Sears expanding in Grand style
May 17, 2004,
Hoffman Estates, Ill. — Although still just a two-unit prototype, Sears Grand will be the growth vehicle for the giant multi-channel retailer.
The initial results, according to Alan Lacy, chairman and CEO of Sears, Roebuck & Co., “have been very encouraging. The results have exceeded expectations.”
In discussing Sears Grand after the annual shareholders meeting, he said the current 200,000-square-foot size could well be reduced to 175,000 to 180,000 square feet. “But we also see large or small Sears Grands, with the smaller in the low 100’s.”
“We found the stores are too big and some businesses need to be fixed,” Lacy explained.
Lacy declined to project the number of Sears Grand units nor the rollout timetable.
With one store open in suburban Salt Lake City and another in Gurnee, Ill., Lacy said the additional two scheduled for this year in Las Vegas and metro Los Angeles, as well as the Austin, Texas, unit scheduled to open in 2005, will reflect some changes from the first two — including pharmacy and wine.
The key issue, Lacy observed, “is that we want more stores. Sears Grand will open new trading areas which will produce incremental revenue and give us the opportunity to infill markets.”
With the first two Sears Grand stores, the company has found there is more cross-shopping, and customers shop more often.

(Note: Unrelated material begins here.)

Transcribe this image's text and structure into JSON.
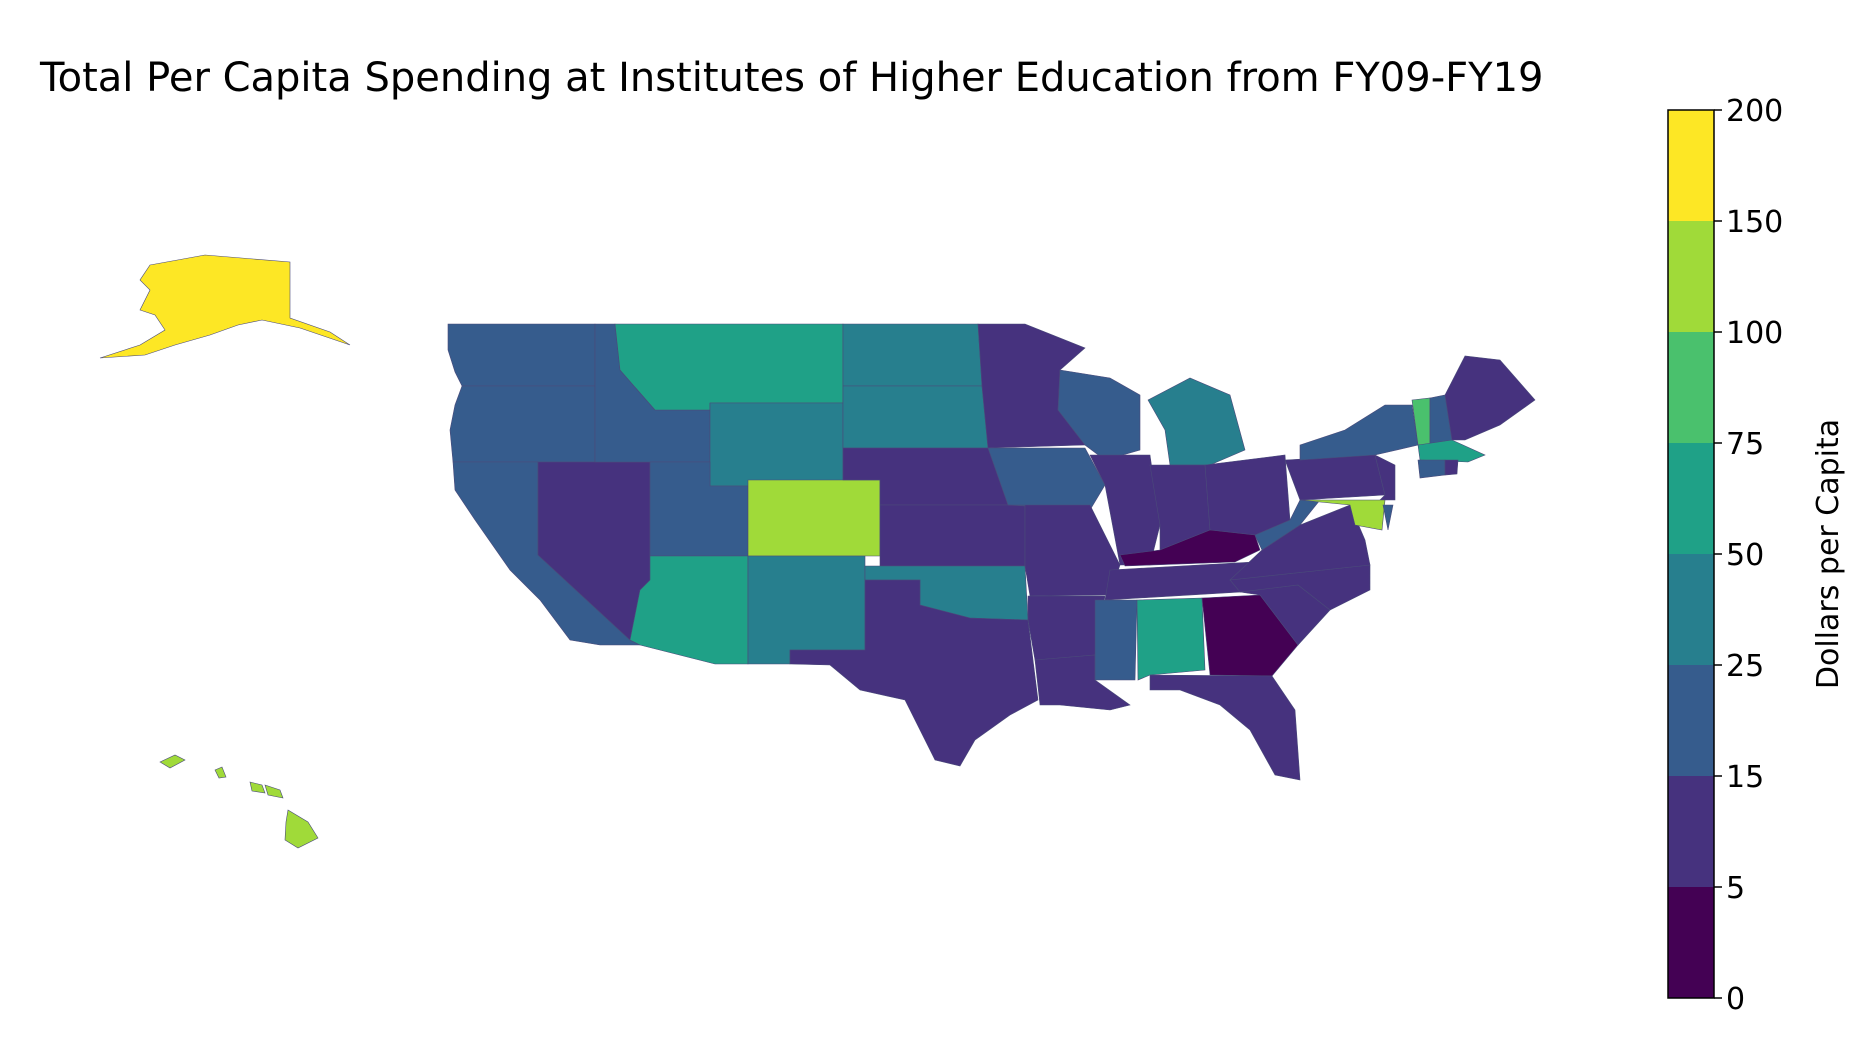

As for the 870 full-line stores, Lacy said, “They have improved organically. And home textiles is an outstanding performer.”
But the performance of home textiles reflects a major change in the assortment, presentation and pricing structure of the department.
Home fashions was one of four business segments that underwent “major changes” in the last year, Lacy told shareholders.
Specifically, in home fashions, the department was upgraded. “We needed better private brands and styles and pricing,” he said after the meeting.
This year, 400 doors will have completely new fixturing in the entire home textiles department.
Among the changes, he added, the towel department has gone from 27 colors to 96 in an assortment that now includes Martex and Utica.
Top-of-bed is being remerchandised, with some 70 percent of the assortment in the process of being changed.
Among the problems in the home textiles business, Lacy explained, “is that some businesses we held on to when we shifted to a self-select mode,” such as closet shop and big rugs. Another issue was “shopability” which he said is addressed with the new layout and fixturing.
Whole Home continues with Colormate as the major private home fashions brand, and a new Whole Home collection rolled out in the upgraded mix.
Discussing multi-channel retailing during the meeting, Lacy noted that Sears.com and LandsEnd.com had sales of $2 billion.
This year, home fashions will join the Internet marketing with “My Virtual Room,” a decorating segment using Sears products.
An important part of the multi-channel business, Lacy noted, is that more than 50 percent of online customers pick up their orders in Sears’ stores.
Overall, Lacy said there will be an additional 116 store remodels and seven of 17 departments will be redone.
As for “The Great Indoors,” Lacy told shareholders “there have been improved results and continued customer acceptance. It is important in the chain.”
After the meeting, he explained, “We went too fast in the growth” of The Great Indoors, as well as making “poor real estate decisions.” Last year, Sears closed three The Great Indoors units, leaving 18.
A major change in the way Sears approaches The Great Indoors “is that not only is there a need for a high average income, but also a high income value” in order to support the upscale remodeling and appliance part of The Great Indoors mix.
As a result of the changes, and improved performance, Lacy said, “By the end of 2004, I am hopeful that we will see a plan for new stores” for The Great Indoors.